Onder het genot van een kop koffie werden ervaringen uitgewisseld, instructies voor de telling gegeven en de verschillende telploegen ingedeeld, waarna iedereen op pad ging. Dit jaar werd er vanuit huis of het werk naar de afgesproken telplekken in het Park gereden. Daar aangekomen ontmoetten telmaatjes elkaar en wandelden ze naar de hoogzitten, die door mijn collega jachtopzichters met de meetlat op veilige afstand van elkaar waren geplaatst, maar desondanks toch een fluisteroverleg mogelijk maakten.
Met de zon nog hoog aan de hemel bereikten één van onze faunabeheerders en ik onze telplek op het Middenzand. De temperatuur was aangenaam, de wind zwak en uit een voor ons gunstige richting en het uitzicht fraai. Ook al zouden we geen wild zien, het beloofde een mooie avond te worden. Vroeger nam ik bij het bepalen van een locatie voor een hoogzit die ik voor de jacht wilde gebruiken, naast een veilig schootsveld en efficiëntie, altijd de bevalligheid van het landschap in mijn overweging mee. Je moet er immers uren stil kunnen zitten en dan helpt het wanneer je een fraai uitzicht hebt. Een karakteristiek gevormde dode boom waarop mogelijk een specht komt foerageren, reliëf in het landschap dat het spannend maakt of juist een weids uitzicht zodat je er -ook al trekt het wild ver buiten schootsafstand aan je voorbij- met veel plezier een poos kunt doorbrengen. Onze plek op het Middenzand had alles uit dit rijtje.

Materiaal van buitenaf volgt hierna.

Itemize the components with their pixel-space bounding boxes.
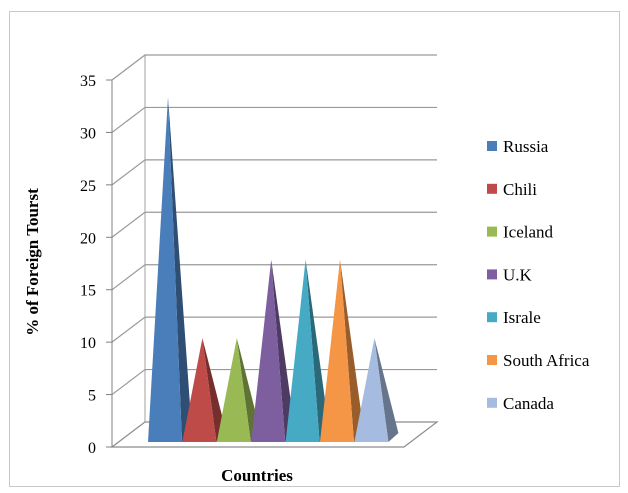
y-tick-label: 0 — [88, 440, 96, 457]
y-tick-label: 25 — [80, 178, 96, 195]
pyramid-front-face — [148, 96, 182, 442]
pyramid-bar — [148, 96, 192, 442]
pyramid-side-face — [202, 338, 227, 442]
legend-label: Iceland — [503, 223, 554, 242]
gridline — [111, 211, 437, 238]
legend-label: U.K — [503, 265, 533, 284]
y-axis-label: % of Foreign Tourst — [23, 188, 42, 336]
legend-swatch — [487, 226, 497, 237]
pyramid-front-face — [216, 338, 251, 442]
pyramid-bar — [251, 259, 296, 442]
legend-label: South Africa — [503, 351, 590, 370]
pyramid-front-face — [285, 259, 320, 442]
legend-item: South Africa — [487, 351, 590, 370]
pyramid-side-face — [340, 259, 364, 442]
legend-label: Chili — [503, 180, 537, 199]
legend-label: Russia — [503, 137, 549, 156]
legend-swatch — [487, 269, 497, 280]
y-tick-label: 35 — [80, 73, 96, 90]
pyramid-front-face — [354, 338, 389, 442]
pyramid-bars — [148, 96, 399, 442]
legend-item: Canada — [487, 394, 554, 413]
gridline — [111, 54, 437, 81]
legend-swatch — [487, 183, 497, 194]
pyramid-bar — [354, 338, 399, 442]
legend-swatch — [487, 355, 497, 365]
y-tick-label: 10 — [80, 335, 96, 352]
pyramid-side-face — [168, 96, 192, 442]
legend-item: Iceland — [487, 223, 554, 242]
legend-swatch — [487, 141, 497, 151]
pyramid-front-face — [182, 338, 217, 442]
pyramid-bar — [285, 259, 330, 442]
pyramid-front-face — [320, 259, 354, 442]
pyramid-side-face — [374, 338, 399, 442]
legend-item: Israle — [487, 308, 541, 327]
y-tick-label: 5 — [88, 388, 96, 405]
x-axis-label: Countries — [221, 466, 293, 485]
legend-label: Canada — [503, 394, 554, 413]
gridline — [111, 106, 437, 133]
chart-walls — [111, 53, 146, 448]
pyramid-side-face — [271, 259, 296, 442]
legend-label: Israle — [503, 308, 541, 327]
pyramid-front-face — [251, 259, 286, 442]
pyramid-bar — [320, 259, 364, 442]
y-axis-ticks: 0 5 10 15 20 25 30 35 — [80, 73, 113, 457]
y-tick-label: 20 — [80, 230, 96, 247]
side-wall — [111, 53, 146, 448]
gridline — [111, 159, 437, 186]
y-tick-label: 30 — [80, 125, 96, 142]
legend-swatch — [487, 312, 497, 323]
pyramid-bar — [182, 338, 227, 442]
legend-item: Chili — [487, 180, 537, 199]
y-tick-label: 15 — [80, 283, 96, 300]
legend-swatch — [487, 397, 497, 408]
legend-item: Russia — [487, 137, 549, 156]
legend-item: U.K — [487, 265, 533, 284]
legend: Russia Chili Iceland U.K Israle South Africa C… — [487, 137, 590, 413]
pyramid-side-face — [305, 259, 330, 442]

Hoog in de lucht kwinkeleerden veldleeuweriken uit volle borst en hun familielid de boomleeuwerik liet vanuit een boomtop van zich horen. Zijn telkens herhaalde karakteristieke "lu-lu-lu” klinkt niet alleen overdag maar vaak ook ’s nachts en heeft de vogel zijn Latijnse geslachtsnaam Lullula opgeleverd. De boomleeuwerik is kenmerkend voor de halfopen zandige gebieden van De Hoge Veluwe. Wanneer je hem in het vroege voorjaar hoort zingen, dat was voor mij dit jaar al in de eerste week van februari, dan word je daar blij van, en met mij vele anderen. “Het klinkt vanuit de vage verte alsof hij midden in 't gesternte zijn zilvren klokjen luidt”, zo schreef Frederik van Eeden in het begin van de vorige eeuw heel lyrisch in één van zijn verzen.

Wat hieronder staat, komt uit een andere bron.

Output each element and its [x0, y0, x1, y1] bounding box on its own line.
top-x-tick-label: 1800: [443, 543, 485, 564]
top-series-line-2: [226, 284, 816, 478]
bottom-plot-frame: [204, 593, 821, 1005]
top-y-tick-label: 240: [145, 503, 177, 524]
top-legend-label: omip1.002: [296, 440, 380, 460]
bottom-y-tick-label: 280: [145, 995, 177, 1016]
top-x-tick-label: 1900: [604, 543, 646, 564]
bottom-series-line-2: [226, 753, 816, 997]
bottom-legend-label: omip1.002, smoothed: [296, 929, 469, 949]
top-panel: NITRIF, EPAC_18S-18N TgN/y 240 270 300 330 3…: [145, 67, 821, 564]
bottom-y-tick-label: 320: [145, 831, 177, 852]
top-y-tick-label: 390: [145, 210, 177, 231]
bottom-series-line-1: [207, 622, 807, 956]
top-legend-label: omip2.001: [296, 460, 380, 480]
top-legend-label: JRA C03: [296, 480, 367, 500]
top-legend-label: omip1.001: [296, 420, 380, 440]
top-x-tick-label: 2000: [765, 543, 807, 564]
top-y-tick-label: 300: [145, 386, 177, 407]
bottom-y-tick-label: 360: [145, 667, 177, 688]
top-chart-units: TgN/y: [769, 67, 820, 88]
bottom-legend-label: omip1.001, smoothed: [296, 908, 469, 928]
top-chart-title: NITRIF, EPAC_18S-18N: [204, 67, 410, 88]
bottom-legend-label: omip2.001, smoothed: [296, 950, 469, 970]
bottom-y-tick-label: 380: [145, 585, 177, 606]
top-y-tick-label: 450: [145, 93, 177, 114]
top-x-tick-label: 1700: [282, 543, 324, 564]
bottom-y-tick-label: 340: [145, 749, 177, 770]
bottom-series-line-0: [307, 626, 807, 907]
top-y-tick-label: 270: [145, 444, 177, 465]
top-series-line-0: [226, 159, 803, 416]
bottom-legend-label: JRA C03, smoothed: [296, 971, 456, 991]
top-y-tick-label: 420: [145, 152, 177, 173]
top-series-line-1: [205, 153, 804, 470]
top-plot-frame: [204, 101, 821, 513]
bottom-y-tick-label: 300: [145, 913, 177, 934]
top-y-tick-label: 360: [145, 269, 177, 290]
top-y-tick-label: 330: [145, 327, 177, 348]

Even nadat mijn collega Pieter, die het lokvoer op zo’n tachtig meter voor onze hoogzitten had uitgestrooid, was weggereden, fluisterde mijn telmaatje dat er een ree in aantocht was. Volkomen op zijn gemak, alsof het tot zijn dagelijkse routine behoorde, wandelde de reebok naar de uitgestrooide brokjes. Reeën zijn opportunisten en deze bok had blijkbaar ontdekt dat er in de namiddag wat te halen was. Aan zijn bastgewei en bouw was te zien dat het een jong exemplaar betrof. Oudere bokken hebben in de regel rond deze tijd hun gewei al geveegd en zijn vierkanter gebouwd.

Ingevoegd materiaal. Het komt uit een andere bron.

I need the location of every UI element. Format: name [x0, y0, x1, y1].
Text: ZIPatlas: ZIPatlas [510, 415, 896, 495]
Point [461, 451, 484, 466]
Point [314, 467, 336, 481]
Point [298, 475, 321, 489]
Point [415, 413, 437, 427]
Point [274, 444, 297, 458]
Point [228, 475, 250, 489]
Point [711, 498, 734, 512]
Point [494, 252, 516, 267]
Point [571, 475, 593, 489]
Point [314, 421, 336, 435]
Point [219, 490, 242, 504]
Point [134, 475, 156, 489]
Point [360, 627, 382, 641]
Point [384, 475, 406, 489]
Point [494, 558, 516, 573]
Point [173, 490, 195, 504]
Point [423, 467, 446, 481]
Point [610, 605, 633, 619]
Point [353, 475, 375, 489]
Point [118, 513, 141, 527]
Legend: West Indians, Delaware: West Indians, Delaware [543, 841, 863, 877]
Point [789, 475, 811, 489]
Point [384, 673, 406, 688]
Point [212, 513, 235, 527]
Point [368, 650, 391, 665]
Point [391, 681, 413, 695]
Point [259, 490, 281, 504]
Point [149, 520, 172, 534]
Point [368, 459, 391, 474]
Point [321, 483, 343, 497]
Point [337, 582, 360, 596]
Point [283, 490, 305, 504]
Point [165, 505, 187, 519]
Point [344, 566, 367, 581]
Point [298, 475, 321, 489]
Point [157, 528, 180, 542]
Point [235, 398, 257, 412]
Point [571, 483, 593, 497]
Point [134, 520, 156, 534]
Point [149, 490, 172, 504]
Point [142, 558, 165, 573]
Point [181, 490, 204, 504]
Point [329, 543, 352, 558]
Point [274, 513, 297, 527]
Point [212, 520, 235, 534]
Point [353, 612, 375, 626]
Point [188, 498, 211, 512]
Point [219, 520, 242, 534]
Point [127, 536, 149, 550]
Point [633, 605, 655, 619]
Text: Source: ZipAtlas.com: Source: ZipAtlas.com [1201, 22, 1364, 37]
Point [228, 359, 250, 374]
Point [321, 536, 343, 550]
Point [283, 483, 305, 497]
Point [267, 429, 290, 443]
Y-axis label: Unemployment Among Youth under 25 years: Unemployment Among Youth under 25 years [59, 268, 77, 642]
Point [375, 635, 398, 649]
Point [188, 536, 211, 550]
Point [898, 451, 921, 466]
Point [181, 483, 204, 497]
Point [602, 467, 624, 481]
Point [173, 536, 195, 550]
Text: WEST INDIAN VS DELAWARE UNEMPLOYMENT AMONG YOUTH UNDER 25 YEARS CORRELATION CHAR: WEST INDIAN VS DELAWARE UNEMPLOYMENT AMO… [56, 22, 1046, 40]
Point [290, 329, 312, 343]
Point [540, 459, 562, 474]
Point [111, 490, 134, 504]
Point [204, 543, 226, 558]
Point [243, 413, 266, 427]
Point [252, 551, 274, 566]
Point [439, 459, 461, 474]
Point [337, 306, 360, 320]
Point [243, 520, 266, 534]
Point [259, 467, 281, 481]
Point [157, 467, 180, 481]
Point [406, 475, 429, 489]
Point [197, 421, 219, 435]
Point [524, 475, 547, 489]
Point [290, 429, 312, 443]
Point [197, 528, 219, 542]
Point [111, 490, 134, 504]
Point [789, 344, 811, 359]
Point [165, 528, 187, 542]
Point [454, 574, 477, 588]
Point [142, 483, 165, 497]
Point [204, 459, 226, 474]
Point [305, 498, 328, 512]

Plots zekerde (gespannen kijkend en luisterend) de bok richting de bosrand; daar moest iets aankomen. Uit westelijke richting verscheen een wild zwijn, gevolgd door enkele edelherten. Exact aanspreken (classificeren) was vanwege de begroeiing nog niet mogelijk, maar nadat de dieren rustig foeragerend in het open veld stonden, was te zien dat het wilde zwijn een jonge keiler (mannetjeszwijn) betrof en de edelherten allen mannelijke dieren waren. Op de tellijst werd het tijdstip van aankomst, de aanlooprichting en drie mannelijke edelherten genoteerd. Alleen het jongere hert had zijn koptooi (gewei) nog, de oudere dieren waren hem al een poosje kwijt. Die ‘platkoppen’ worden door leken soms aangesproken als vrouwelijk, wij wisten wel beter. Met hun massieve lichaam en zware nek waren het ontegenzeggelijk herten (vakterm voor mannelijke edelherten).
De drie herten stonden amper van de brokjes te eten of ik hoorde links van mij fluisteren: “daar komt nog een roedel” en warempel, er bewogen wederom bruingrijze lichamen door het dennenbos richting de voerplek. Dit waren er beduidend meer dan het eerste groepje, dus spraken we af dat mijn buurman de dieren zou aanspreken en ik ze op de tellijst zou turven.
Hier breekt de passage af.